Since the advantageousness (from a market POV) of cheap agricultural labor continues to the present day, I don’t see a point at which slavery would have ceased to be economically viable, but slave states where large-scale agriculture was and is inefficient might have eventually ‘flipped’ and abolished slavery. Delaware had few slaves when the Civil War began, Maryland and Missouri abolished slavery during the war. Eventually the ratio of free to slave states would have gotten over the 3/4 mark, probably around 1900, making the ratification of an antislavery amendment a near-term possibility, and the slave states would have either had to secede at that point, or negotiate a phased, compensated end to slavery.
It wasn’t all about economics, people. Ah, we live in such cynical times, don’t we? Our penchant for engaging in moral crusades, a product of a long tradition of exceptionalist self-image in America, has been so debased and misguided lately that we often overlook what a powerful force it has always been.
There is little mention above about the intensity of the moral crusade to abolish slavery which had come to crest at the time, in much of the South as well as the North. Certainly many thought slavery was still fine, even Biblically required, and many more didn’t much care, but it had already become a mainstream position, throughout the civilized world in fact, that it had to be ended because it was simply wrong.
Perhaps, without the Fugitive Slave Law and the Dred Scott decision, and with better political leadership than we had in the 1850’s (which wouldn’t have taken much), there might have been a softer ending to it instead of a brutal war and a century of continued repression, but abolitionism was certainly not going to fade away. The pressure wasn’t going to get any less intense. Slavery was going to be ended, and soon, one way or another, irrespective of economics. Most likely, ISTM, it would have been replaced with the sharecropper system, as actually did happen. But I don’t see any real possibility that the South could have kept it in place.

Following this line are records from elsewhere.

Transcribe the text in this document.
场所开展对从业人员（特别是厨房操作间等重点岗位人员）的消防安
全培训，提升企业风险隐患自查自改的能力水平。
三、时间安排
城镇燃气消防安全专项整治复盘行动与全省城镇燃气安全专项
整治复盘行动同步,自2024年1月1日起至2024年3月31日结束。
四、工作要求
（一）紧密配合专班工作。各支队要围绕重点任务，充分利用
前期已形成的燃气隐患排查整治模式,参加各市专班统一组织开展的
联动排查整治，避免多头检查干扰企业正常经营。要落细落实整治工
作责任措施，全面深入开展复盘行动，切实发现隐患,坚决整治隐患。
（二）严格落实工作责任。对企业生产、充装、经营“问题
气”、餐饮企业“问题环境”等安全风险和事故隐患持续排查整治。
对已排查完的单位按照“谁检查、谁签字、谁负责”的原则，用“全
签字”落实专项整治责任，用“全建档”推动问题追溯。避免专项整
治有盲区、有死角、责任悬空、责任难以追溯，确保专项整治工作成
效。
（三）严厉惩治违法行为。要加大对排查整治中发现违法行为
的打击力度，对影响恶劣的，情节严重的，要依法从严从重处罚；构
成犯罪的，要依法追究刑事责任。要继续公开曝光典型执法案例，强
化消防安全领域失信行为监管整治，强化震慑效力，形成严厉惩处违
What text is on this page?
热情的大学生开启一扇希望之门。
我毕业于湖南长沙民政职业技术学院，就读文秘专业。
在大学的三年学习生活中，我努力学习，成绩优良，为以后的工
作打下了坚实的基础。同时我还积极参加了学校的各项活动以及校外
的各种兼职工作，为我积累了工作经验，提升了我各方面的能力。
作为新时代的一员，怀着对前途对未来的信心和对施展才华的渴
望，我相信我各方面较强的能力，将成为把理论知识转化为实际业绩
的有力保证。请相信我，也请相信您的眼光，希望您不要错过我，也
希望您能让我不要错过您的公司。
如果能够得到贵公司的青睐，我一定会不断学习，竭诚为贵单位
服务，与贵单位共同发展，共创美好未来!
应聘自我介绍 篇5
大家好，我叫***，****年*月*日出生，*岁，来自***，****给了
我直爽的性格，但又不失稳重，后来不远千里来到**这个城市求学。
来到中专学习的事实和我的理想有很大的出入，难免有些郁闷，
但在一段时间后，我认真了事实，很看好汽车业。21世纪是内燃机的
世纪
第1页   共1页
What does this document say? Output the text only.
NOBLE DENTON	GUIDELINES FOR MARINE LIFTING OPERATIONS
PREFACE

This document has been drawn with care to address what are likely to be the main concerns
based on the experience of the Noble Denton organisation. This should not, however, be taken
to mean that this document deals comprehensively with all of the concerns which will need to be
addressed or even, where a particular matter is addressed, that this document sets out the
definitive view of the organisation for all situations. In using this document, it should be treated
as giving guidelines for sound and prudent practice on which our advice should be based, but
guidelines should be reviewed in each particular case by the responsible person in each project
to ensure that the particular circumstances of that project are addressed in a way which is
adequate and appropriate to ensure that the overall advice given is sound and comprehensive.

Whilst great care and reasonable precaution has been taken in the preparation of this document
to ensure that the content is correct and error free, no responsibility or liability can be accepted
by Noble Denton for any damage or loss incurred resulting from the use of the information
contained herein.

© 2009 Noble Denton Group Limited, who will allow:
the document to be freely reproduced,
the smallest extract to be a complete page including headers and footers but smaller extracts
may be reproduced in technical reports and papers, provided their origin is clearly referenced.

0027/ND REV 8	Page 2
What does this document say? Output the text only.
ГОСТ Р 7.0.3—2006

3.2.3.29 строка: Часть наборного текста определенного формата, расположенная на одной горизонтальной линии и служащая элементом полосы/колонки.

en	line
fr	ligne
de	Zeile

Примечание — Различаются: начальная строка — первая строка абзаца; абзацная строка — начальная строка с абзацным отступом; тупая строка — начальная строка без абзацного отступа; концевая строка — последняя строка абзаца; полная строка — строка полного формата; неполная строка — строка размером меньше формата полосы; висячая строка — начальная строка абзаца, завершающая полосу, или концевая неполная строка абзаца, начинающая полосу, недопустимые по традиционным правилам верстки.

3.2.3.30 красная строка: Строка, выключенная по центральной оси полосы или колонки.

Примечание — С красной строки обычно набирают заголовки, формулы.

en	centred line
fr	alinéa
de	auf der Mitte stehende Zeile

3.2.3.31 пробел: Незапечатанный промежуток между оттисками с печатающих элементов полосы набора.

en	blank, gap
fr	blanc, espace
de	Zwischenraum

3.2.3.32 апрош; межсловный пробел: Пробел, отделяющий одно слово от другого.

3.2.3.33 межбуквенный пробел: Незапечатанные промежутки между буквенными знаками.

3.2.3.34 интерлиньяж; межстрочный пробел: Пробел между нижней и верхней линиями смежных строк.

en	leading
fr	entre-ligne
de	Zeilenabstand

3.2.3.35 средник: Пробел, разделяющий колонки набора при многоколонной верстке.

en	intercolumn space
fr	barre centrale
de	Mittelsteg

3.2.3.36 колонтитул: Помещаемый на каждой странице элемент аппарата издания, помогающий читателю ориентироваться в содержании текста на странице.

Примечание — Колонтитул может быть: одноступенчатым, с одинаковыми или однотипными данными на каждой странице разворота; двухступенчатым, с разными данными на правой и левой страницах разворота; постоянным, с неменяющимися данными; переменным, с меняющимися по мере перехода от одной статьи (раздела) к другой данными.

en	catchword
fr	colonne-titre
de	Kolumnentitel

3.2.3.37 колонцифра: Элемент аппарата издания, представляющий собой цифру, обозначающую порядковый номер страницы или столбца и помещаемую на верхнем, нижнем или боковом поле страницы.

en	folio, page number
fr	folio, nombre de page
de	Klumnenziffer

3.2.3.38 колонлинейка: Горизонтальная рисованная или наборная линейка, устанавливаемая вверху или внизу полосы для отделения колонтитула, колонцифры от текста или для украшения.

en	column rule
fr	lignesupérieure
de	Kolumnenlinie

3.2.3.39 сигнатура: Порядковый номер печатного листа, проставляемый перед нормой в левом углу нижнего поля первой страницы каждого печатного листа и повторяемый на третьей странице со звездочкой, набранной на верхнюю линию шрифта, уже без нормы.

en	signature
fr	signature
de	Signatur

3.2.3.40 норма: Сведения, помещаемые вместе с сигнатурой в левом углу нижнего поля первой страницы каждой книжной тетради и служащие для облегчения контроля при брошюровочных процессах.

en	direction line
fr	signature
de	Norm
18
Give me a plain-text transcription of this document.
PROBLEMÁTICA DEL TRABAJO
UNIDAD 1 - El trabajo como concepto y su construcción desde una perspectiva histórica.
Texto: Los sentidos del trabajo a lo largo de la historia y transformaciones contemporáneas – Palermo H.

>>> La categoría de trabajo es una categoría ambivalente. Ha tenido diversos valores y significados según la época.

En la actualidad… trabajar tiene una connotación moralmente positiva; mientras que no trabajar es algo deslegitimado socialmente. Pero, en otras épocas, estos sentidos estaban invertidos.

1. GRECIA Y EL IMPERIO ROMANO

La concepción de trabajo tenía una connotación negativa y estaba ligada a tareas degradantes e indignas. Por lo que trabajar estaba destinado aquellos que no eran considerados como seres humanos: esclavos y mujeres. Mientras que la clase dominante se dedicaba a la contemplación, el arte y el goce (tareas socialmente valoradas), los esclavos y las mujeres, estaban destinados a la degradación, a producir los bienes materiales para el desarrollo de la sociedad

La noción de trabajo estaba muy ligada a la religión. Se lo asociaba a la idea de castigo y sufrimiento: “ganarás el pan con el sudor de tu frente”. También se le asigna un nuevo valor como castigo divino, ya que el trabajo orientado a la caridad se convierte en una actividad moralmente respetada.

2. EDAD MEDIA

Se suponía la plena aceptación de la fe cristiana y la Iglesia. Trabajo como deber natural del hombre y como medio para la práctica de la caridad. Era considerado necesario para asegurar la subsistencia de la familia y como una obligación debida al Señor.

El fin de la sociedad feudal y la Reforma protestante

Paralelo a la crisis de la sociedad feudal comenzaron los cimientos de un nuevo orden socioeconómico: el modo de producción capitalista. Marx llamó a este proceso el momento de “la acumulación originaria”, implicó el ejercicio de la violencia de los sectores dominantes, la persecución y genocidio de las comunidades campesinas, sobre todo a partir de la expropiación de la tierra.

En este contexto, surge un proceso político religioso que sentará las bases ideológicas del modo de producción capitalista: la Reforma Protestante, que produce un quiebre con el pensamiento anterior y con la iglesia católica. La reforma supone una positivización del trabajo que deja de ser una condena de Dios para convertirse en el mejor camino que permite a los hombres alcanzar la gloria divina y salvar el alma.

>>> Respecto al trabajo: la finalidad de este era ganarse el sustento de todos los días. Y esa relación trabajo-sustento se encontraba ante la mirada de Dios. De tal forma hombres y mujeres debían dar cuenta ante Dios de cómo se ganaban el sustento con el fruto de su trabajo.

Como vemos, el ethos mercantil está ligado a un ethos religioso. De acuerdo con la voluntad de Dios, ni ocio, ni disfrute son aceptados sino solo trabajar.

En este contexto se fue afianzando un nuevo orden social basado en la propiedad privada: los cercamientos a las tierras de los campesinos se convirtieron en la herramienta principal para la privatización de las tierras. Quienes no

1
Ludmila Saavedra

So, what specific scenario do you think most plausible? Are you saying that the southern states would shortly have abolished slavery due to nothing more that moral pressure? In historical reality, the south was willing to go to war just to ensure that slavery would spread. Obviously that is changed for the purposes of this hypothetical, but it seems a stretch to say that they would not have vigorously defended their ownership of slaves for at least decades to come. So, what do you mean by “soon” when you say that slavery was going to end soon one way or another?
The intensity of the pro-slavery sentiment in the South was essentially a *reaction * to being told they were morally wrong, don’t you think? Nobody likes to hear that, much less seriously consider the possibility that it’s true. But backlash is a transitory phenomenon.
That hardening of position, on both sides, made the war more likely, sure - but the topic was in play. Positions were being examined and discussed, even privately, that had not been examined and discussed in that way in the past. That process, when applied to other matters of social change that have been impelled by moral crusades rather than pure economics, has usually led to the crusade winning, after some period. We saw it in the establishment of women’s voting rights, a process that was peaceful enough in the US to be sure, but involved bloody rioting in Britain. We saw it in the end of Jim Crow (and the final end of the Civil War) in the Sixties, when the backlash from segregationists was followed by their acceptance. We’re seeing it today, piecemeal, in the backlash against anti-gay discrimination being followed by reconsideration and acceptance as well. What was all that different about the moral crusade against slavery?
Just how the end of slavery could have happened, not exactly peacefully but without a war, is certainly speculative given that the backlash didn’t have time to dissipate. But, as I said, the fact that it was relatively easily replaced with the sharecropper system after the war suggests that that could have happened without a war.
But the acceptance of integration by former segregationists only happened after the federal government stepped in and forced it upon them. What they accepted was already a fait accompli. Is it so clear that it could have happened without this sort of top-down enforcement?
There are two issues here, social (or economic) and legal. On the latter, it’s important to recall that under the conception of federalism obtaining at the time, no one (including Lincoln, who was quite explicit on the subject) thought the federal government had the power to outlaw slavery in the states in which it was permitted. Only the great expansion of federal power during the Depression would have permitted that. And passing a constitutional amendment with the South not in rebellion would have been impossible. OTOH, repeal of the Fugitive Slave Law (assuming the South lost its veto position in the Senate) would have made slavery less tenable. But I hesitate to believe it would have brought the Peculiar Institution down.